Байкальской тропой | страница 68
…Я брел по тропе, опьяненный непонятной радостью. Мне слышался хор голосов, и в хаосе звуков различался один, который уже давно и настойчиво звал к себе. Голос становился все ближе, звонче, и вдруг, очнувшись, я услышал, как охнул и раскатился по тайге гулкий лай. Во все стороны разлетелось эхо, и взбудораженная тайга, казалось, зазвенела на все голоса! Подстегиваемый этим лаем, я бежал напролом сквозь заросли кустарника. Лай собаки учащался и переходил в злобный остервенелый вой.
Вырвавшись от хлеста мокрых кустов, я выбежал на поляну и тотчас по низу мелколесья увидел мечущегося Айвора. Он прыжком бросался на ствол лиственницы и захлебывался в бессильном лае. Пот застилал мне глаза, штормовка вязко облегла тело. Сделав шаг от кустарника, я присел от неожиданности.
По ту сторону поляны на вершине кряжистой лиственницы неподвижно, словно высеченный из черного камня, сидел здоровенный глухарь. Он сидел на самой вершине, чуть подавшись грудью вперед, и в своем покое, казалось, не видел и не слышал бесившегося на земле пса. А Айвор, увидев меня, закатился пуще прежнего.
Сдерживая дыхание, я опустился в кустарнике на колени и, не сводя взгляда с черного тела птицы, стал медленно заводить приклад под плечо. Подрагивающая белесая мушка ружья поднималась по стволу дерева и, задрожав, остановилась на черном пятне. Глухарь по-прежнему был недвижим, и теперь я хорошо различал изогнутый белый клюв и под ним густую черную бороду…
Выстрел ударил раньше, чем я осознал движение пальца. Словно кто-то другой, помимо моей воли, тронул спусковой крючок ружья.
И сразу все стихло. Птица вскинулась над вершиной лиственницы, широко распростерла крылья — и вдруг, словно подхлестнутая на лету, извернулась и, с треском обламывая ветви, грохнулась оземь. Я бросился к дереву, отгоняя остервеневшего пса.
Глухарь лежал на корнях не двигаясь, и широкий, искрящийся синевой глаз его смотрел мимо меня, на вершину дерева, еще шевелящуюся от удара свинца. Спокойно поднималась под оперением грудь. И вдруг он приподнял голову и, все так же не сводя взгляда с вершины лиственницы, медленно опустил ее на примятую траву. Я стоял рядом, словно скованный, и не мог шагнуть к нему. И увидел, как судорога тронула оперение, жестко и широко распластался по траве хвост, вытянулись морщинистые когтистые лапы, и на тускнеющий недвижный глаз упало белое веко…

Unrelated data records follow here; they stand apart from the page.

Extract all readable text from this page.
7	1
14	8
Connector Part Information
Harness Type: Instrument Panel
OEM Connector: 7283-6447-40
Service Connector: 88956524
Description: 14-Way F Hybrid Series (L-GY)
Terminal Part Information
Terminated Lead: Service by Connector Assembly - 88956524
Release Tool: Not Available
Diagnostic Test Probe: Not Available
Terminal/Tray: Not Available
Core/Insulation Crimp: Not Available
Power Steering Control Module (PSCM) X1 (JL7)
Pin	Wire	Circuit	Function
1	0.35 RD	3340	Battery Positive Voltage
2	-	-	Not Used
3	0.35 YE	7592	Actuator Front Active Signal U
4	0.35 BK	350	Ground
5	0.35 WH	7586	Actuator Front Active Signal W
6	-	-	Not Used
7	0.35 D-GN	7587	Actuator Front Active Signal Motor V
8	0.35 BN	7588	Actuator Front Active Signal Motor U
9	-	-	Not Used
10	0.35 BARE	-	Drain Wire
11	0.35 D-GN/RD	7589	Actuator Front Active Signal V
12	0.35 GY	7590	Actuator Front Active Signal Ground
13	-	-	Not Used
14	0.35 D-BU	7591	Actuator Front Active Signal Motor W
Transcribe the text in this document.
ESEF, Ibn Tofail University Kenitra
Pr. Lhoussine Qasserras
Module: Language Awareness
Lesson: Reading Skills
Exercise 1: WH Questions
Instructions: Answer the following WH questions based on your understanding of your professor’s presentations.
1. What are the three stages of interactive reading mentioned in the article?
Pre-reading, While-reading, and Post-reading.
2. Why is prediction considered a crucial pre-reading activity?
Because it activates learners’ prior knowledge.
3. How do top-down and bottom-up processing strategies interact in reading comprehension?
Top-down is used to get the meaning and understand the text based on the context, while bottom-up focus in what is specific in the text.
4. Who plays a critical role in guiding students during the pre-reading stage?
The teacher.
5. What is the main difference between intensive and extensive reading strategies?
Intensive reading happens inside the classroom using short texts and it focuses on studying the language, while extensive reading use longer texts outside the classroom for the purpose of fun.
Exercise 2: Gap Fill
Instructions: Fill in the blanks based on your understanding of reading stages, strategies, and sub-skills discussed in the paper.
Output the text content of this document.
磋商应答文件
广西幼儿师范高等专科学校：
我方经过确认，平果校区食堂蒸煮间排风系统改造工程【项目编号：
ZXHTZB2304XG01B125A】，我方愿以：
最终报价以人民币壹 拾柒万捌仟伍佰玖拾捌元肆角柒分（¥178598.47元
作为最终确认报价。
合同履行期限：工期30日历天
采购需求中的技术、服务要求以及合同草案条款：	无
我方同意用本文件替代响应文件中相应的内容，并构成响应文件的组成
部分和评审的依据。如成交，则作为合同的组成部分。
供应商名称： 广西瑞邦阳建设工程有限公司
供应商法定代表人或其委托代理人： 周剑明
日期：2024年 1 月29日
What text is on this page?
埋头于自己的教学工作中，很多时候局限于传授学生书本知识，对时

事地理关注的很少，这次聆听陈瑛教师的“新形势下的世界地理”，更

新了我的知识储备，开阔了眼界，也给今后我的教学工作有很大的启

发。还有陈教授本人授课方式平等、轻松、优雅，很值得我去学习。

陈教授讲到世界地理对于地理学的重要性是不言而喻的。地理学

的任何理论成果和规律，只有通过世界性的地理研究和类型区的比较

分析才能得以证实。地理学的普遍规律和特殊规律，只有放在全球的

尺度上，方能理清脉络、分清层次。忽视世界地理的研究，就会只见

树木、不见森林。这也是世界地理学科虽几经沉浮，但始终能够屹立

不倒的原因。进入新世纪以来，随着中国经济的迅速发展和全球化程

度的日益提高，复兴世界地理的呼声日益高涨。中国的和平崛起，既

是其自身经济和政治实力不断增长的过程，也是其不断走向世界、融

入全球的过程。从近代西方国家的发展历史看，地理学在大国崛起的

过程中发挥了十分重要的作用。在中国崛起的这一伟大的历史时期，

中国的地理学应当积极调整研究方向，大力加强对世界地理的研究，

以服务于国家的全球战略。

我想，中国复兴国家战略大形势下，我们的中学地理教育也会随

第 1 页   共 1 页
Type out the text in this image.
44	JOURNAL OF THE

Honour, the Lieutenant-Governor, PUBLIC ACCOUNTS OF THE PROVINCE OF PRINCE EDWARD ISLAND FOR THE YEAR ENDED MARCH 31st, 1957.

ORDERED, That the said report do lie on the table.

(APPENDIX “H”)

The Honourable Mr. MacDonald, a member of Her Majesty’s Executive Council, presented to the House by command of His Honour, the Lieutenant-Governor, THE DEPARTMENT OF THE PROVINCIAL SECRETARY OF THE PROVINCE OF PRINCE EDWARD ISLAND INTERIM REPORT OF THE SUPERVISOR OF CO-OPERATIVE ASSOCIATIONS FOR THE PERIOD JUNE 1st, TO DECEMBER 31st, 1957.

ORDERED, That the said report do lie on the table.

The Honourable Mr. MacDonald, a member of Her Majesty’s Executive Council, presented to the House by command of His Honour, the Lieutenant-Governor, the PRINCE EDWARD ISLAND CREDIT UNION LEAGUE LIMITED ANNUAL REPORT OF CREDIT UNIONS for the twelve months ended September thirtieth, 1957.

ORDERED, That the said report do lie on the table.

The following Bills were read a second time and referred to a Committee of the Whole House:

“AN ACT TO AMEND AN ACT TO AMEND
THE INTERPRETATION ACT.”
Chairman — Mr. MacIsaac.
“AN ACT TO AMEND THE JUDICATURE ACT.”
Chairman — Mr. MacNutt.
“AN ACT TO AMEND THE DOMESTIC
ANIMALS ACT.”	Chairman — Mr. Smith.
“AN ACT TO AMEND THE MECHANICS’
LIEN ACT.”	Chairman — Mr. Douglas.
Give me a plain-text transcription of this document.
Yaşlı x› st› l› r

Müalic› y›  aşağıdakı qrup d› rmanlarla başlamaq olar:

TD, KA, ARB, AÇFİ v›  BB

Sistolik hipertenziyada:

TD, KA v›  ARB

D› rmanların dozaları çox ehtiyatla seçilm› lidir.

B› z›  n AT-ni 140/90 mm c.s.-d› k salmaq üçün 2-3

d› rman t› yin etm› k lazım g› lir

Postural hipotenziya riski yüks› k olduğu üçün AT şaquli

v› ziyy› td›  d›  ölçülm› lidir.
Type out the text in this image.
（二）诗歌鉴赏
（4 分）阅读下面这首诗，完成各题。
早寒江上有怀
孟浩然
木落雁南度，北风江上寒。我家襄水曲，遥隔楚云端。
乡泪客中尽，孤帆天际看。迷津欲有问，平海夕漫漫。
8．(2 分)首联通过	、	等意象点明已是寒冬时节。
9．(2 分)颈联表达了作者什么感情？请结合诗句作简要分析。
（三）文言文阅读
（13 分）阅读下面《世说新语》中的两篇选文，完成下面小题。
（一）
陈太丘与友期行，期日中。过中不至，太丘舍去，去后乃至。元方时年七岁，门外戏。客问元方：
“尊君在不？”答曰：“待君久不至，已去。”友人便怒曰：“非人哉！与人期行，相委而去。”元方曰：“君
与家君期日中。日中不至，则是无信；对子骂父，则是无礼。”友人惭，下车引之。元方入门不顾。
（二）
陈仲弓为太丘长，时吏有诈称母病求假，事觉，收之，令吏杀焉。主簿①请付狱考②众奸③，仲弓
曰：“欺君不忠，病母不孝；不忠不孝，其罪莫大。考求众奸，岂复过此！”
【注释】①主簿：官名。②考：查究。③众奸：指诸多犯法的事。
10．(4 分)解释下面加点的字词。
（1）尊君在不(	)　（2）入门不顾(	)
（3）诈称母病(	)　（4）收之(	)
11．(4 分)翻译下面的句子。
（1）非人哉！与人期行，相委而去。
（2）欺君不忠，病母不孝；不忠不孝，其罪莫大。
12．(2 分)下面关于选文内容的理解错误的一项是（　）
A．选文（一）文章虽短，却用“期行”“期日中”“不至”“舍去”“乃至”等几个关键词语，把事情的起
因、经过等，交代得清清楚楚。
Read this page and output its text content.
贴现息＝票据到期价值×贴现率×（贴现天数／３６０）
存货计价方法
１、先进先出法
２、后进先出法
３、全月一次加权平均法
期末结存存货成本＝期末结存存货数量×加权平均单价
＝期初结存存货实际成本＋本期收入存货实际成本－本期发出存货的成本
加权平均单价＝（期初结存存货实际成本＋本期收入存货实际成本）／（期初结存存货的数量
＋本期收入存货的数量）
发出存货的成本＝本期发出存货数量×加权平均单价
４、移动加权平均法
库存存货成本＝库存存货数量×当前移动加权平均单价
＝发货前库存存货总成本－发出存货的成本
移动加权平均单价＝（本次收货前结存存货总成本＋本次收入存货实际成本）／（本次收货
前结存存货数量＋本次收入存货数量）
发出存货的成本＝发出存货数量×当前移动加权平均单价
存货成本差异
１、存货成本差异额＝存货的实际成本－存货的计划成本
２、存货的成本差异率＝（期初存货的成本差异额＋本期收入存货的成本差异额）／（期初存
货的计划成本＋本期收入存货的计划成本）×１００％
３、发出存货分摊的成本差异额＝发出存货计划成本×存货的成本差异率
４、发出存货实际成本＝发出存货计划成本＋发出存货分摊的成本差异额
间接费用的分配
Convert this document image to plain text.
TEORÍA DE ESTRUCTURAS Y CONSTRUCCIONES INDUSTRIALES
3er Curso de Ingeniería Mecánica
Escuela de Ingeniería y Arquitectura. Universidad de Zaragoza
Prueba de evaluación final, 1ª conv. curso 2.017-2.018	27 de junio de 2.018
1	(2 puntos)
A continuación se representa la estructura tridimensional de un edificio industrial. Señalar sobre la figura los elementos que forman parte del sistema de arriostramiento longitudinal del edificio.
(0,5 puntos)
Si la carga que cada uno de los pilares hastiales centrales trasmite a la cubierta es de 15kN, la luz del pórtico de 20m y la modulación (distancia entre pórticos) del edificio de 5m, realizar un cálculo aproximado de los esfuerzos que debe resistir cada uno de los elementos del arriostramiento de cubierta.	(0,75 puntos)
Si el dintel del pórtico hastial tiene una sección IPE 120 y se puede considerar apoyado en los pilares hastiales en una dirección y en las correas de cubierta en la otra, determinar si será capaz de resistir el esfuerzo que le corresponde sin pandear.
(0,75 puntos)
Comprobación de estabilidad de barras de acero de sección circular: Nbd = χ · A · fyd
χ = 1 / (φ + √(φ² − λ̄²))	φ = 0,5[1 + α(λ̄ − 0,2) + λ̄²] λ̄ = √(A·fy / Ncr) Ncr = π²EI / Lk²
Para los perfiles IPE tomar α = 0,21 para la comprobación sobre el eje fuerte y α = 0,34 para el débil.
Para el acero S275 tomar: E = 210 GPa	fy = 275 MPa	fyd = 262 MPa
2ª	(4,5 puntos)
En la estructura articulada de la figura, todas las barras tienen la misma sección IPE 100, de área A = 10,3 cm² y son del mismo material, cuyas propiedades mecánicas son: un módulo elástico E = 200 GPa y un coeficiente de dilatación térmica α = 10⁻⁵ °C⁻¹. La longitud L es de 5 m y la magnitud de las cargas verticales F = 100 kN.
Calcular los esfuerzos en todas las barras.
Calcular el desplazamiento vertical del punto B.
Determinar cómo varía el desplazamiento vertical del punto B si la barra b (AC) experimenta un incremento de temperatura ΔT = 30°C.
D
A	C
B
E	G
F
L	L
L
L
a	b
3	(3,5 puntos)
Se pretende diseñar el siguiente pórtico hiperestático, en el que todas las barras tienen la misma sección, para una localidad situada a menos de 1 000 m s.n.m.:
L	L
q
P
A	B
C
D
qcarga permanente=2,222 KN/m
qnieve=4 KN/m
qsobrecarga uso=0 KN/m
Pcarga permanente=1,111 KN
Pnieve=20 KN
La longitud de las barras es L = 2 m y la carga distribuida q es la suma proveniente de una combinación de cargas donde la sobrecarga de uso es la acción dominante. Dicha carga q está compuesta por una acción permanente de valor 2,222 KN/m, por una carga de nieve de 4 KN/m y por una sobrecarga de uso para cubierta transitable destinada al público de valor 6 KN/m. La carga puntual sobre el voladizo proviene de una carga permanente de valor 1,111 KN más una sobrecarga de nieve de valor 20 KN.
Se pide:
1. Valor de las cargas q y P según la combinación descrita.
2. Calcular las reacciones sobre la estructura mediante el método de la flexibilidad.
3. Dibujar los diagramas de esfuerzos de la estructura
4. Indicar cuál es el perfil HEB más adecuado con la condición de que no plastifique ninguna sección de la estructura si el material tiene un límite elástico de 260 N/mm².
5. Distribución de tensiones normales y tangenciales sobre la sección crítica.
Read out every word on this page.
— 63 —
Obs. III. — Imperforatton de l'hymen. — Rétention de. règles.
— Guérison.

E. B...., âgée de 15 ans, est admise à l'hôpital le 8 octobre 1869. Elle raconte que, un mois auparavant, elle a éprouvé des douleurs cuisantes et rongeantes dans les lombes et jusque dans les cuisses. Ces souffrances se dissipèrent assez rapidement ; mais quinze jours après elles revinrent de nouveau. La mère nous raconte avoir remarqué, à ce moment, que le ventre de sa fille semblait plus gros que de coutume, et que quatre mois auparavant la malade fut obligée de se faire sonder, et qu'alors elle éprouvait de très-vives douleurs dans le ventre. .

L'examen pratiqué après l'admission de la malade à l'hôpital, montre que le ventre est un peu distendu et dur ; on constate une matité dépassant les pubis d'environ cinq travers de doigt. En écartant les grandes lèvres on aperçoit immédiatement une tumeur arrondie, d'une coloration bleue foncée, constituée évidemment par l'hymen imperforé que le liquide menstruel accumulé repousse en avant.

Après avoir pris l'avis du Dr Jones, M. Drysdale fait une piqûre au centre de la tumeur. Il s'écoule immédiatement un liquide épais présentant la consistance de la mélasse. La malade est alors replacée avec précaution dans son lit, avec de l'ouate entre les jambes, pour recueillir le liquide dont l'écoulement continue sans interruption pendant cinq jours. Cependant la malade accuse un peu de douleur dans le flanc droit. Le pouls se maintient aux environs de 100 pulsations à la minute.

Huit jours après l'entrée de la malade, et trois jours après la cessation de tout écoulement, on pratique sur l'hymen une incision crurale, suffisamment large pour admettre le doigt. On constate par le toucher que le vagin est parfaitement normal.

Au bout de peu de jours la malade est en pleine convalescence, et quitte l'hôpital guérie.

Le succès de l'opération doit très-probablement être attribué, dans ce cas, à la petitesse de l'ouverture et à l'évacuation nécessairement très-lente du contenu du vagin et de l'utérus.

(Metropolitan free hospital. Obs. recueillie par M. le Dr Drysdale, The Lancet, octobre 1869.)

Я возвращался к стоянке, чувствуя на своем плече холодеющее тело птицы. Айвор путался под ногами и глядел на меня горящими, злобными от голода глазами. Все произошло так быстро, что я теперь не мог вспомнить ни одной детали, словно все это было сном. И недолгой была радость добычи: она вспыхнула и исчезла, вытесняемая чувством уже знакомой, непонятной тревоги. И вдруг я с необыкновенной отчетливостью вспомнил ту минуту ожидания солнца, когда в мертвой дымке рассвета оживала тайга. И мне почудилось на; мгновение, что я снова слышу дыхание этой травы, этих деревьев, воздевших к солнцу свои ожившие ветви. Но тайга вокруг меня стояла онемевшая, строгая, и я не слышал в ней пробудившихся голосов. И казалось, лучи солнца замерли на недвижной хвое…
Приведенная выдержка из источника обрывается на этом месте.